The charity continued its association with Health Rising’s Cort Johnston who contributes an international perspective on ME with four articles per year – two for our website and two for our Breakthrough magazine.

Breakthrough magazine is provided free of charge to all who request it and is normally dispatched on a biannual basis in both paper and electronic form. The magazine not only informs the reader of the charity’s newly funded research, but also describes and interprets the results of ME Research UK projects.

Breakthrough also reports non-ME Research UK published studies, presented in a form which aims to ensure that readers have a holistic perspective of worldwide research and of findings which may be relevant to them. The magazine is often cited as being especially useful to people with ME/CFS when speaking to GPs, nurses and other healthcare professionals about their symptoms.

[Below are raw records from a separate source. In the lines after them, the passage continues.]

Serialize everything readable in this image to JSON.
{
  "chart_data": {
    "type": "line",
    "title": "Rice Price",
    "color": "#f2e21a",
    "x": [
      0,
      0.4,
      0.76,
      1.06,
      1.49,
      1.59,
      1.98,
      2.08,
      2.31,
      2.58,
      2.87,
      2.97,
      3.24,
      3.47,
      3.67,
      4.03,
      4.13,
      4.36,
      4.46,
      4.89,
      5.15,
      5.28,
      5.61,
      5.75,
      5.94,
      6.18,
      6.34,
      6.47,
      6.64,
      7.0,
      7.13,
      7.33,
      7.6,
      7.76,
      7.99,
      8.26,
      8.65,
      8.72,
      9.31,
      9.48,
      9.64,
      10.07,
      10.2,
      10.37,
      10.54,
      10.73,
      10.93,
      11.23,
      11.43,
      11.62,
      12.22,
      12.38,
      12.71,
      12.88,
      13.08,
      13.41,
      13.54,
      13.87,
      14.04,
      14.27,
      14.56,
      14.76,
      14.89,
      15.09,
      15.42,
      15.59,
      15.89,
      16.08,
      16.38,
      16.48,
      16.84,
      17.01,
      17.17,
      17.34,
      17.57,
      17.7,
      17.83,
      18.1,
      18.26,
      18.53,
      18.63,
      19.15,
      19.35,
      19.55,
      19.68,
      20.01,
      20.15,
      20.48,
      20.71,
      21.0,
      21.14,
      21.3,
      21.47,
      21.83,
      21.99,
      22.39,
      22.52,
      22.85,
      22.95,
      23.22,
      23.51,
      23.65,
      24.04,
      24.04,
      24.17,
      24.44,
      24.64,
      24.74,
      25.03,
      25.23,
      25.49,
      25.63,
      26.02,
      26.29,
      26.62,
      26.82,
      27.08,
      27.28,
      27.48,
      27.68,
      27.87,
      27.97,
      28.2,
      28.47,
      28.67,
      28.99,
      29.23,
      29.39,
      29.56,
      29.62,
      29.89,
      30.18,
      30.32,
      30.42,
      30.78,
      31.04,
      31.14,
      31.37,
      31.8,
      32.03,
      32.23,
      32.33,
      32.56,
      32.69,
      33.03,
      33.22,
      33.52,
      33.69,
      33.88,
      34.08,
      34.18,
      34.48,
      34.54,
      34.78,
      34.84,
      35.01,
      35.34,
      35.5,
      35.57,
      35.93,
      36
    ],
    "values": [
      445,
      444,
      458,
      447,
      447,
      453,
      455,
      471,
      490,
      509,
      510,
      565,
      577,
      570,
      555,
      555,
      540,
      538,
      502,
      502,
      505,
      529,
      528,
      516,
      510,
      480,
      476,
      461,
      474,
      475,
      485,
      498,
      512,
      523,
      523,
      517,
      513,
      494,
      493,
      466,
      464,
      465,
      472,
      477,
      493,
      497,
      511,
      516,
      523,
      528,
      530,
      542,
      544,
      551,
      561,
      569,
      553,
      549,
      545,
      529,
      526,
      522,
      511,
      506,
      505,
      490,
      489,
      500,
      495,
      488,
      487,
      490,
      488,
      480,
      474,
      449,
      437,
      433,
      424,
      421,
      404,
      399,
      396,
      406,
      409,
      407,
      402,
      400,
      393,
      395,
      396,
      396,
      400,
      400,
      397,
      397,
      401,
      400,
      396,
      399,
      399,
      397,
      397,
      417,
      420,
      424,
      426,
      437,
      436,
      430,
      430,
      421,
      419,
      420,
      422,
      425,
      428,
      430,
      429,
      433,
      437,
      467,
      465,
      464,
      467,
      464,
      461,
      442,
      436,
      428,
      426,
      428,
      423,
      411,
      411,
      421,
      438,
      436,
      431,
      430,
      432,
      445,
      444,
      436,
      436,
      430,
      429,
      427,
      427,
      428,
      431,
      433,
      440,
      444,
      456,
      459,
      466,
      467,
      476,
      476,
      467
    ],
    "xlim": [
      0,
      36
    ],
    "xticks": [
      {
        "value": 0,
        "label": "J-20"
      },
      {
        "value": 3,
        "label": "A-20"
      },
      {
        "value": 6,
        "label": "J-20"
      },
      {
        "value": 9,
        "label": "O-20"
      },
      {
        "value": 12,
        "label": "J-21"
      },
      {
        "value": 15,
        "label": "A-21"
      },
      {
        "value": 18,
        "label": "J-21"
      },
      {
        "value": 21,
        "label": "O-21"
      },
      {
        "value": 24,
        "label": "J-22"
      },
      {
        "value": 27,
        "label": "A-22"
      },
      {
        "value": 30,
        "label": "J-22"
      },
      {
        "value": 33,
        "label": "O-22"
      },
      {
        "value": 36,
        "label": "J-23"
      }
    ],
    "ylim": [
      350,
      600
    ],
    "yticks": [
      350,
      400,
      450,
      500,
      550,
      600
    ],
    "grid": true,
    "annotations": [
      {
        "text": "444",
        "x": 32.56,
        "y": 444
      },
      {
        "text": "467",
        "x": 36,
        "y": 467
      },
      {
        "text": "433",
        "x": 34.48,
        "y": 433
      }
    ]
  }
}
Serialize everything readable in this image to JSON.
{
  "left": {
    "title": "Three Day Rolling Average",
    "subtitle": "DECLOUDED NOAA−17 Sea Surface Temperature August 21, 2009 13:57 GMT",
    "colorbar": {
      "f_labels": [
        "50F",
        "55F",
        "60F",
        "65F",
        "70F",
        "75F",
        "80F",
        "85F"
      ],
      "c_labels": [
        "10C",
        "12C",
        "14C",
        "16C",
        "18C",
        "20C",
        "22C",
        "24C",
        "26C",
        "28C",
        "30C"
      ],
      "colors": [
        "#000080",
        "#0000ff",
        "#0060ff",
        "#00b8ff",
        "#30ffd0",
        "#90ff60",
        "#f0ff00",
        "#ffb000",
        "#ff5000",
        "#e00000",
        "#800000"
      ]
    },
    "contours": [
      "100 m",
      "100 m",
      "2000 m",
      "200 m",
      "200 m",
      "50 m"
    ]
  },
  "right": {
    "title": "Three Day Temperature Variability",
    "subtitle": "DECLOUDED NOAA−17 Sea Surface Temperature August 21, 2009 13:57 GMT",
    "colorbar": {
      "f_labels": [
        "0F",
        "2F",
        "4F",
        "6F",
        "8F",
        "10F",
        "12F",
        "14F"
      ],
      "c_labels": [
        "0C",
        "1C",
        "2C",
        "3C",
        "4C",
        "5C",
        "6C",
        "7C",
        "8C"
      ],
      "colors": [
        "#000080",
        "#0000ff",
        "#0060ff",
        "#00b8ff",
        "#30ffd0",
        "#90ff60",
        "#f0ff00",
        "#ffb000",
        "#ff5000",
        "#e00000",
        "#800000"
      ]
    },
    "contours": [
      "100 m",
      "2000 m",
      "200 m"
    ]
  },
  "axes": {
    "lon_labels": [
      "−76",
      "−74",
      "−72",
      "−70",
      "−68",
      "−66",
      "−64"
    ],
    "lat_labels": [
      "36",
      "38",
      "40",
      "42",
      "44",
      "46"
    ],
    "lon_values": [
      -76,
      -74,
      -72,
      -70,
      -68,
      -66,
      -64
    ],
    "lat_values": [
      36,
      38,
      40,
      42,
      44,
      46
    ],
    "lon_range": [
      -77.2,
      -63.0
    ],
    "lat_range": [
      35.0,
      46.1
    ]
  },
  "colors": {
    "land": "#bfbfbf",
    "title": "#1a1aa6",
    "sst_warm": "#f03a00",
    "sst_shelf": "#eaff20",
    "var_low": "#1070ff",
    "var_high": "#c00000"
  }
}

Our Facebook page strives to balance postings relating to fundraising activities of our active supporters with a more scientific focus, including summaries of the most important worldwide research into ME/CFS and news of ME Research UK-funded projects. In this way, those affected by ME/CFS can be kept abreast of recent developments.

ME Research UK’s active Twitter account further drives the successful dissemination of our research news, and it will act as a further avenue to engage more fully with potential donors and create a new community of supporters.

Information is power, as they say, but at ME Research UK informing is a key attribute of what we do.